The first thing I thought of when I heard the term, was the recent movie Mr. Holmes.  Glappy is a feeling that is probably felt more keenly by fans of a given thing than folk in everyday life, and it was my fan love of Sherlock Holmes that made me glad to see an Ian McKellen movie about Sherlock Holmes, created with all due respect and seriousness that the Master of Detectives deserves. But I really didn't care for the film.

And then Chris Redmond and Rob Nunn got into a small discussion of "The Mazarin Stone" on Twitter, and how it might just be the worst Sherlock Holmes story that Conan Doyle got published. (I say "got published," as I never truly give up the thought of Watsonian authorship, even in the face of ol' walrus-moustache.)  To me, "Mazarin Stone" isn't even a bad Sherlock Holmes story . . . in my mind it's always the fake Sherlock Holmes story. Like it's a bunch a bad actors walking through a stage play of something Holmes once sort-of did.

Of course, those thoughts might just be due to its origins and my awareness thereof, but still . . . .

I don't think highly of "Mazarin Stone," but I don't hate it. I might wish it into the Apocrypha, but I'd never wish it out of existence. (Like another thing with the name "Sherlock Holmes" used a bit too freely to describe its main character.) I'm pretty much glappy that "Mazarin Stone" was written.

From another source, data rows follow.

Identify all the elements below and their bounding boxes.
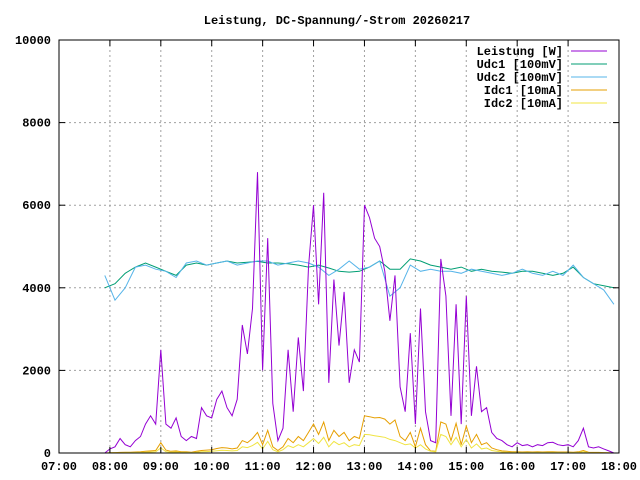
x-tick-label: 08:00 bbox=[92, 460, 128, 474]
series-line-idc1 bbox=[104, 415, 614, 454]
y-tick-label: 6000 bbox=[22, 199, 51, 213]
x-tick-label: 09:00 bbox=[143, 460, 179, 474]
y-tick-label: 2000 bbox=[22, 364, 51, 378]
y-tick-label: 10000 bbox=[15, 34, 51, 48]
series-line-udc1 bbox=[104, 258, 615, 289]
axis-ticks: 07:00 08:00 09:00 10:00 11:00 12:00 13:00 14:00… bbox=[15, 34, 637, 474]
legend: Leistung [W]Udc1 [100mV]Udc2 [100mV]Idc1… bbox=[477, 45, 607, 111]
legend-label: Udc1 [100mV] bbox=[477, 58, 563, 72]
x-tick-label: 12:00 bbox=[296, 460, 332, 474]
grid bbox=[59, 40, 619, 453]
plot-border bbox=[58, 39, 620, 454]
series-layer bbox=[104, 172, 615, 454]
x-tick-label: 18:00 bbox=[601, 460, 637, 474]
x-tick-label: 14:00 bbox=[397, 460, 433, 474]
chart-title: Leistung, DC-Spannung/-Strom 20260217 bbox=[204, 14, 470, 28]
series-line-leistung bbox=[104, 172, 615, 454]
x-tick-label: 11:00 bbox=[245, 460, 281, 474]
legend-label: Udc2 [100mV] bbox=[477, 71, 563, 85]
x-tick-label: 17:00 bbox=[550, 460, 586, 474]
x-tick-label: 15:00 bbox=[448, 460, 484, 474]
y-tick-label: 8000 bbox=[22, 117, 51, 131]
x-tick-label: 13:00 bbox=[346, 460, 382, 474]
series-line-udc2 bbox=[104, 260, 615, 305]
legend-label: Leistung [W] bbox=[477, 45, 563, 59]
legend-label: Idc1 [10mA] bbox=[484, 84, 563, 98]
x-tick-label: 10:00 bbox=[194, 460, 230, 474]
y-tick-label: 0 bbox=[44, 447, 51, 461]
legend-label: Idc2 [10mA] bbox=[484, 97, 563, 111]
x-tick-label: 16:00 bbox=[499, 460, 535, 474]
x-tick-label: 07:00 bbox=[41, 460, 77, 474]
y-tick-label: 4000 bbox=[22, 282, 51, 296]
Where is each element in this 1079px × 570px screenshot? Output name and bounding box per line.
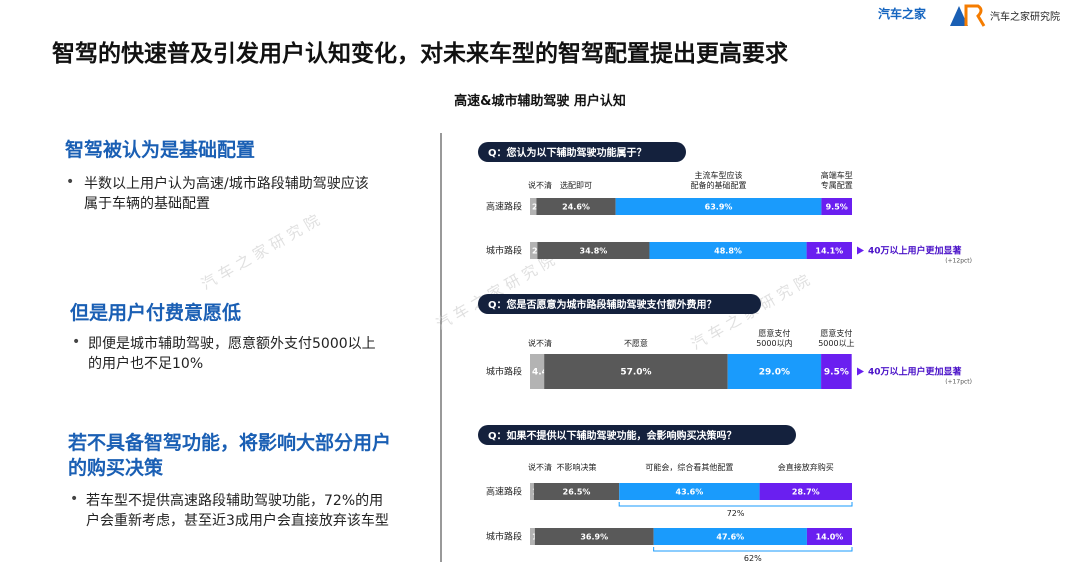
bar-segment — [530, 483, 534, 500]
value-label: 57.0% — [620, 368, 651, 378]
question-pill — [478, 142, 686, 162]
bar-segment — [653, 528, 807, 545]
bar-segment — [806, 242, 852, 259]
value-label: 9.5% — [824, 368, 849, 378]
bar-segment — [821, 354, 852, 389]
value-label: 36.9% — [580, 533, 608, 542]
value-label: 43.6% — [676, 488, 704, 497]
annotation-text: 40万以上用户更加显著 — [868, 245, 962, 257]
legend-label: 主流车型应该配备的基础配置 — [691, 170, 747, 190]
bar-segment — [537, 242, 650, 259]
legend-label: 愿意支付 5000以内 — [756, 328, 792, 348]
bullet-text: 若车型不提供高速路段辅助驾驶功能，72%的用户会重新考虑，甚至近3成用户会直接放… — [86, 493, 389, 529]
bar-segment — [544, 354, 728, 389]
bar-segment — [727, 354, 822, 389]
bullet-dot: • — [66, 174, 75, 190]
value-label: 14.0% — [816, 533, 844, 542]
bar-segment — [806, 528, 852, 545]
value-label: 34.8% — [580, 247, 608, 256]
value-label: 47.6% — [716, 533, 744, 542]
annotation-arrow — [857, 367, 864, 376]
legend-label: 选配即可 — [560, 180, 592, 190]
legend-label: 说不清 — [528, 462, 552, 472]
value-label: 26.5% — [563, 488, 591, 497]
annotation-note: (+17pct) — [945, 379, 972, 386]
category-label: 城市路段 — [486, 366, 522, 378]
bar-segment — [615, 198, 822, 215]
bar-segment — [530, 354, 545, 389]
bracket — [653, 547, 853, 552]
bar-segment — [534, 528, 654, 545]
bar-segment — [533, 483, 620, 500]
chart-title: Q：如果不提供以下辅助驾驶功能，会影响购买决策吗？ — [488, 429, 737, 442]
category-label: 高速路段 — [486, 201, 522, 213]
logo-institute: 汽车之家研究院 — [990, 10, 1060, 23]
bar-segment — [530, 528, 535, 545]
section-heading: 但是用户付费意愿低 — [70, 302, 242, 324]
chart-title: Q：您是否愿意为城市路段辅助驾驶支付额外费用？ — [488, 298, 717, 311]
bar-segment — [649, 242, 807, 259]
bar-segment — [759, 483, 852, 500]
bullet-text: 半数以上用户认为高速/城市路段辅助驾驶应该属于车辆的基础配置 — [84, 176, 369, 212]
watermark: 汽 车 之 家 研 究 院 — [198, 211, 323, 293]
value-label: 28.7% — [792, 488, 820, 497]
logo-brand: 汽车之家 — [878, 6, 927, 21]
value-label: 48.8% — [714, 247, 742, 256]
bracket — [618, 502, 853, 507]
legend-label: 不影响决策 — [557, 462, 597, 472]
bullet-dot: • — [70, 491, 79, 507]
bullet-text: 即便是城市辅助驾驶，愿意额外支付5000以上的用户也不足10% — [88, 336, 376, 372]
bracket-label: 72% — [727, 509, 745, 518]
bar-segment — [530, 242, 538, 259]
section-heading: 若不具备智驾功能，将影响大部分用户的购买决策 — [68, 432, 392, 479]
value-label: 63.9% — [705, 203, 733, 212]
value-label: 14.1% — [815, 247, 843, 256]
watermark: 汽 车 之 家 研 究 院 — [433, 251, 558, 333]
question-pill — [478, 294, 761, 314]
category-label: 高速路段 — [486, 486, 522, 498]
annotation-note: (+12pct) — [945, 258, 972, 265]
value-label: 9.5% — [826, 203, 848, 212]
legend-label: 可能会，综合看其他配置 — [645, 462, 733, 472]
category-label: 城市路段 — [486, 531, 522, 543]
bracket-label: 62% — [744, 554, 762, 563]
legend-label: 愿意支付 5000以上 — [818, 328, 854, 348]
chart-title: Q：您认为以下辅助驾驶功能属于？ — [488, 146, 647, 159]
question-pill — [478, 425, 796, 445]
annotation-arrow — [857, 246, 864, 255]
bullet-dot: • — [72, 334, 81, 350]
bar-segment — [530, 198, 537, 215]
legend-label: 高端车型专属配置 — [821, 170, 853, 190]
subtitle: 高速&城市辅助驾驶 用户认知 — [454, 93, 626, 109]
legend-label: 会直接放弃购买 — [778, 462, 834, 472]
value-label: 29.0% — [759, 368, 790, 378]
legend-label: 说不清 — [528, 180, 552, 190]
section-heading: 智驾被认为是基础配置 — [65, 139, 256, 161]
bar-segment — [536, 198, 616, 215]
legend-label: 说不清 — [528, 338, 552, 348]
legend-label: 不愿意 — [624, 338, 648, 348]
annotation-text: 40万以上用户更加显著 — [868, 366, 962, 378]
slide-title: 智驾的快速普及引发用户认知变化，对未来车型的智驾配置提出更高要求 — [52, 41, 788, 67]
logo-icon — [950, 4, 986, 27]
value-label: 24.6% — [562, 203, 590, 212]
bar-segment — [619, 483, 760, 500]
category-label: 城市路段 — [486, 245, 522, 257]
bar-segment — [821, 198, 852, 215]
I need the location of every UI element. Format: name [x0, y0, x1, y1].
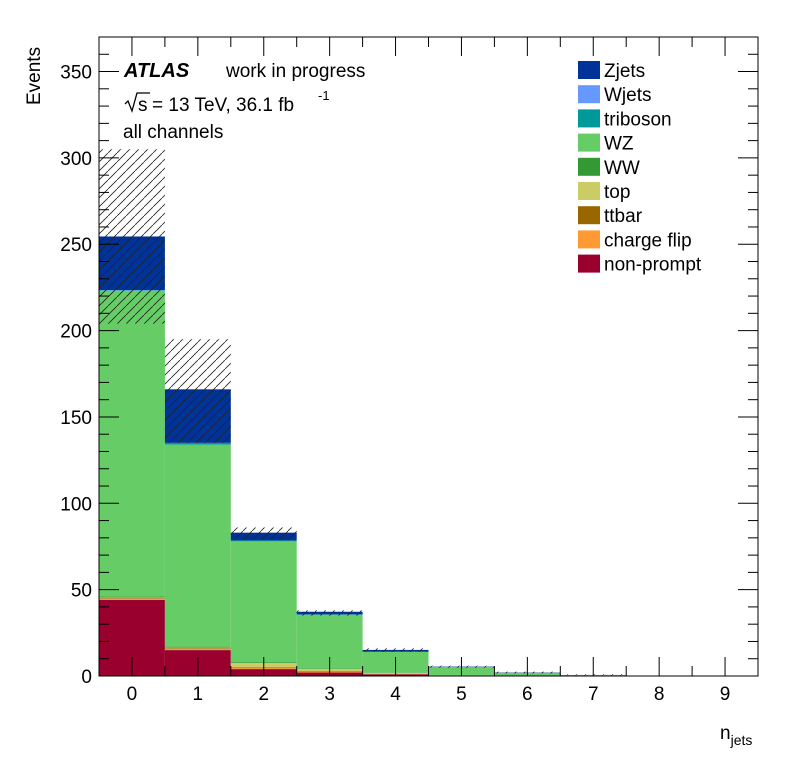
x-tick-labels: 0 1 2 3 4 5 6 7 8 9	[127, 684, 731, 705]
atlas-status: work in progress	[225, 61, 365, 82]
bar-WW-0	[99, 596, 165, 598]
x-tick-label-8: 8	[654, 684, 665, 705]
legend-swatch-triboson	[578, 109, 600, 128]
legend-item-Zjets: Zjets	[578, 61, 645, 82]
bar-ttbar-1	[164, 648, 231, 650]
y-tick-label-150: 150	[60, 408, 92, 429]
x-tick-label-2: 2	[258, 684, 269, 705]
legend-item-Wjets: Wjets	[578, 85, 652, 106]
legend-label-charge-flip: charge flip	[604, 230, 692, 251]
uncertainty-1	[164, 339, 231, 443]
legend-label-Wjets: Wjets	[604, 85, 652, 106]
energy-prefix: s	[138, 95, 148, 116]
y-tick-label-100: 100	[60, 494, 92, 515]
lumi-exponent: -1	[318, 88, 330, 103]
x-tick-label-6: 6	[522, 684, 533, 705]
x-axis-title-sub: jets	[730, 732, 753, 748]
bar-WW-1	[164, 646, 231, 648]
uncertainty-band	[99, 149, 693, 676]
bar-triboson-1	[164, 442, 231, 445]
legend-label-WZ: WZ	[604, 134, 634, 155]
y-tick-label-50: 50	[71, 581, 92, 602]
bar-charge-flip-0	[99, 599, 165, 601]
y-tick-labels: 0 50 100 150 200 250 300 350	[60, 63, 92, 688]
bar-WZ-2	[230, 541, 297, 663]
x-tick-label-9: 9	[720, 684, 731, 705]
energy-label: s = 13 TeV, 36.1 fb -1	[124, 88, 330, 116]
stacked-bars	[99, 236, 693, 676]
legend-label-ttbar: ttbar	[604, 206, 643, 227]
uncertainty-3	[296, 610, 363, 616]
sqrt-symbol	[124, 92, 150, 114]
y-tick-label-200: 200	[60, 322, 92, 343]
legend-swatch-ttbar	[578, 206, 600, 225]
legend-label-WW: WW	[604, 158, 640, 179]
energy-text: = 13 TeV, 36.1 fb	[152, 95, 294, 116]
bar-top-1	[164, 647, 231, 649]
legend: Zjets Wjets triboson WZ WW top ttbar charge fli…	[578, 61, 702, 276]
y-axis-title: Events	[24, 47, 45, 105]
legend-item-WZ: WZ	[578, 133, 634, 155]
legend-item-top: top	[578, 182, 630, 203]
atlas-label: ATLAS	[123, 60, 190, 82]
x-tick-label-3: 3	[324, 684, 335, 705]
uncertainty-2	[230, 527, 297, 540]
uncertainty-4	[362, 648, 429, 652]
y-tick-label-350: 350	[60, 63, 92, 84]
legend-swatch-charge-flip	[578, 230, 600, 249]
x-axis-title: njets	[720, 723, 752, 748]
legend-swatch-non-prompt	[578, 254, 600, 273]
y-tick-label-300: 300	[60, 149, 92, 170]
legend-swatch-WW	[578, 157, 600, 176]
x-tick-label-4: 4	[390, 684, 401, 705]
legend-swatch-top	[578, 182, 600, 200]
x-tick-label-5: 5	[456, 684, 467, 705]
bar-top-0	[99, 597, 165, 599]
x-tick-label-1: 1	[193, 684, 204, 705]
legend-label-non-prompt: non-prompt	[604, 255, 702, 276]
bar-WZ-1	[164, 444, 231, 647]
bar-triboson-2	[230, 540, 297, 542]
legend-label-triboson: triboson	[604, 109, 672, 130]
plot-frame	[98, 36, 759, 677]
region-label: all channels	[123, 122, 223, 143]
y-tick-label-0: 0	[81, 667, 92, 688]
legend-item-non-prompt: non-prompt	[578, 254, 702, 276]
legend-swatch-Wjets	[578, 85, 600, 104]
legend-swatch-Zjets	[578, 61, 600, 79]
bar-ttbar-0	[99, 598, 165, 600]
legend-label-top: top	[604, 182, 630, 203]
uncertainty-0	[99, 149, 165, 324]
x-axis-title-main: n	[720, 723, 731, 744]
legend-item-triboson: triboson	[578, 109, 672, 130]
bar-WZ-0	[99, 290, 165, 597]
legend-item-WW: WW	[578, 157, 640, 179]
legend-label-Zjets: Zjets	[604, 61, 645, 82]
legend-swatch-WZ	[578, 133, 600, 152]
y-tick-label-250: 250	[60, 235, 92, 256]
bar-charge-flip-1	[164, 649, 231, 651]
x-tick-label-0: 0	[127, 684, 138, 705]
legend-item-charge-flip: charge flip	[578, 230, 692, 251]
x-tick-label-7: 7	[588, 684, 599, 705]
legend-item-ttbar: ttbar	[578, 206, 643, 227]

And, you know, that's really not a bad thing. If, at the end of my run as a blogger about things Sherlock, I think I'd settle for a "glappy" from those that bothered to read the thing now and then. It's a word that definitely shows a consideration was made.

And that, in the end, is all we can ask of people. Or hope for.

1 comment:

  1. I stand by my original statement: The Veiled Lodger is worse than Mazarin Stone.